No terceiro trimestre, por exemplo, o PIB recuou 1,7% na
comparação com os três meses anteriores. Foi a queda mais intensa para o
período já apurada pelo Instituto Brasileiro de Geografia e Estatística
(IBGE) desde o início da série histórica, em 1996.
Com a forte retração econômica, as projeções para o PIB deste e do
próximo ano pioraram fortemente, o que deverá fazer com que a economia
volte ainda mais no tempo. Para 2015, boa parte dos analistas espera um
recuo de quase 4% do PIB. No ano que vem, a queda deve ficar em 3%.

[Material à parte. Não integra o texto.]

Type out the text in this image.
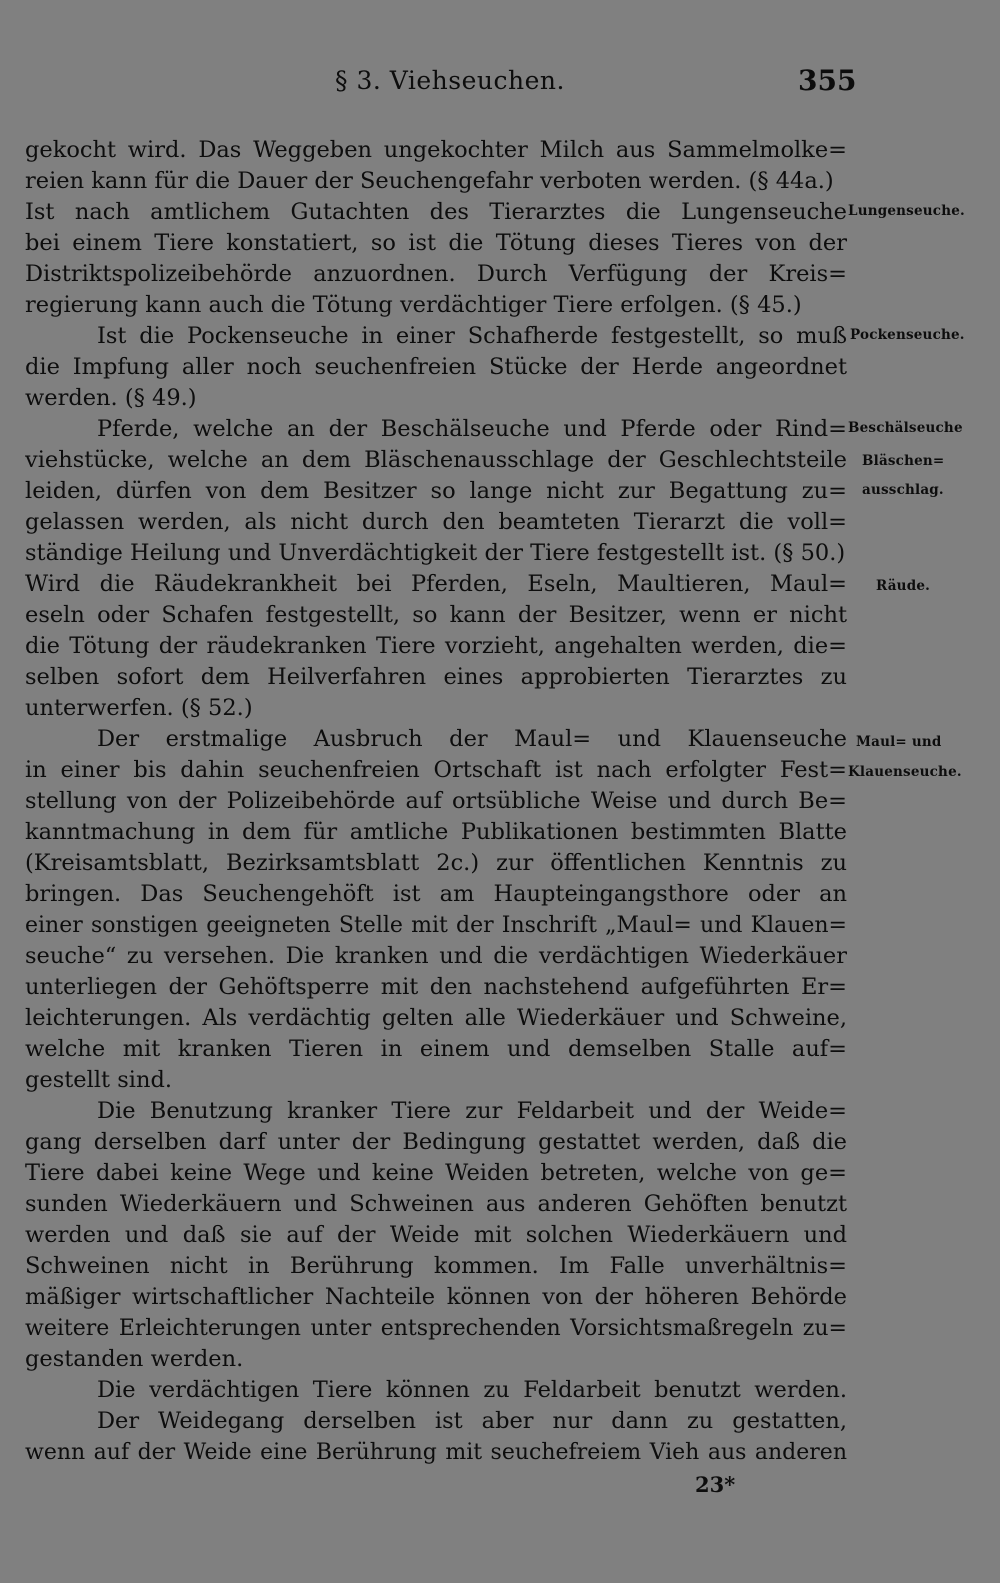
§ 3. Viehseuchen.	355
gekocht wird. Das Weggeben ungekochter Milch aus Sammelmolke=
reien kann für die Dauer der Seuchengefahr verboten werden. (§ 44a.)
Ist nach amtlichem Gutachten des Tierarztes die Lungenseuche
bei einem Tiere konstatiert, so ist die Tötung dieses Tieres von der
Distriktspolizeibehörde anzuordnen. Durch Verfügung der Kreis=
regierung kann auch die Tötung verdächtiger Tiere erfolgen. (§ 45.)
Ist die Pockenseuche in einer Schafherde festgestellt, so muß
die Impfung aller noch seuchenfreien Stücke der Herde angeordnet
werden. (§ 49.)
Pferde, welche an der Beschälseuche und Pferde oder Rind=
viehstücke, welche an dem Bläschenausschlage der Geschlechtsteile
leiden, dürfen von dem Besitzer so lange nicht zur Begattung zu=
gelassen werden, als nicht durch den beamteten Tierarzt die voll=
ständige Heilung und Unverdächtigkeit der Tiere festgestellt ist. (§ 50.)
Wird die Räudekrankheit bei Pferden, Eseln, Maultieren, Maul=
eseln oder Schafen festgestellt, so kann der Besitzer, wenn er nicht
die Tötung der räudekranken Tiere vorzieht, angehalten werden, die=
selben sofort dem Heilverfahren eines approbierten Tierarztes zu
unterwerfen. (§ 52.)
Der erstmalige Ausbruch der Maul= und Klauenseuche
in einer bis dahin seuchenfreien Ortschaft ist nach erfolgter Fest=
stellung von der Polizeibehörde auf ortsübliche Weise und durch Be=
kanntmachung in dem für amtliche Publikationen bestimmten Blatte
(Kreisamtsblatt, Bezirksamtsblatt 2c.) zur öffentlichen Kenntnis zu
bringen. Das Seuchengehöft ist am Haupteingangsthore oder an
einer sonstigen geeigneten Stelle mit der Inschrift „Maul= und Klauen=
seuche“ zu versehen. Die kranken und die verdächtigen Wiederkäuer
unterliegen der Gehöftsperre mit den nachstehend aufgeführten Er=
leichterungen. Als verdächtig gelten alle Wiederkäuer und Schweine,
welche mit kranken Tieren in einem und demselben Stalle auf=
gestellt sind.
Die Benutzung kranker Tiere zur Feldarbeit und der Weide=
gang derselben darf unter der Bedingung gestattet werden, daß die
Tiere dabei keine Wege und keine Weiden betreten, welche von ge=
sunden Wiederkäuern und Schweinen aus anderen Gehöften benutzt
werden und daß sie auf der Weide mit solchen Wiederkäuern und
Schweinen nicht in Berührung kommen. Im Falle unverhältnis=
mäßiger wirtschaftlicher Nachteile können von der höheren Behörde
weitere Erleichterungen unter entsprechenden Vorsichtsmaßregeln zu=
gestanden werden.
Die verdächtigen Tiere können zu Feldarbeit benutzt werden.
Der Weidegang derselben ist aber nur dann zu gestatten,
wenn auf der Weide eine Berührung mit seuchefreiem Vieh aus anderen
Lungenseuche.
Pockenseuche.
Beschälseuche
Bläschen=
ausschlag.
Räude.
Maul= und
Klauenseuche.
23*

"Todas as variáveis estão apresentando uma piora muito grande", afirma
Rafael Bacciotti, economista da consultoria Tendências.
A retração da economia brasileira, diz ele, fica evidente no
aumento do desemprego. Os últimos dados da Pesquisa Nacional por
Amostras de Domicílios (Pnad) Contínua - também calculada pelo IBGE -
mostram que a taxa de desocupação no Brasil chegou a 8,9% no terceiro
trimestre, a maior já registrada pela pesquisa iniciada em 2012. De
acordo com o levantamento, a população desocupada chegou a 9 milhões, um
crescimento de 33,9% em relação ao mesmo trimestre de 2015.
A recessão brasileira se agrava porque há um clima de grande
incerteza política no País, o que dificulta a saída da crise atual. Na
semana passada, quando o presidente da Câmara dos Deputados, Eduardo
Cunha (PMDB-RJ), abriu o processo de impeachment contra a presidente
Dilma Rousseff, diversos analistas e empresários pediram publicamente
uma definição do cenário o mais rápido possível para evitar uma piora
ainda mais intensa da economia.
"Uma coisa é certa: notícia ruim do lado econômico vai continuar
chegando. O que é temerário é que as expectativas ruins precisam ser
revertidas nos próximos meses", afirma Fabio Silveira, diretor de
Pesquisa Econômica da consultoria GO Associados. "É preciso não apenas
uma reversão da expectativa na política, mas daquilo que a gente vai
fazer do ponto de vista econômico", diz Silveira.
Por ora, uma retomada da economia brasileira só é esperada para o
fim do ano que vem, o que abre espaço para um PIB positivo em 2017. "Na
margem, a economia brasileira pode voltar a crescer no segundo semestre
do ano que vem, embora no ano (2016) o resultado vá ser muito ruim",
afirma Juan Jensen, economista e sócio da 4E consultoria.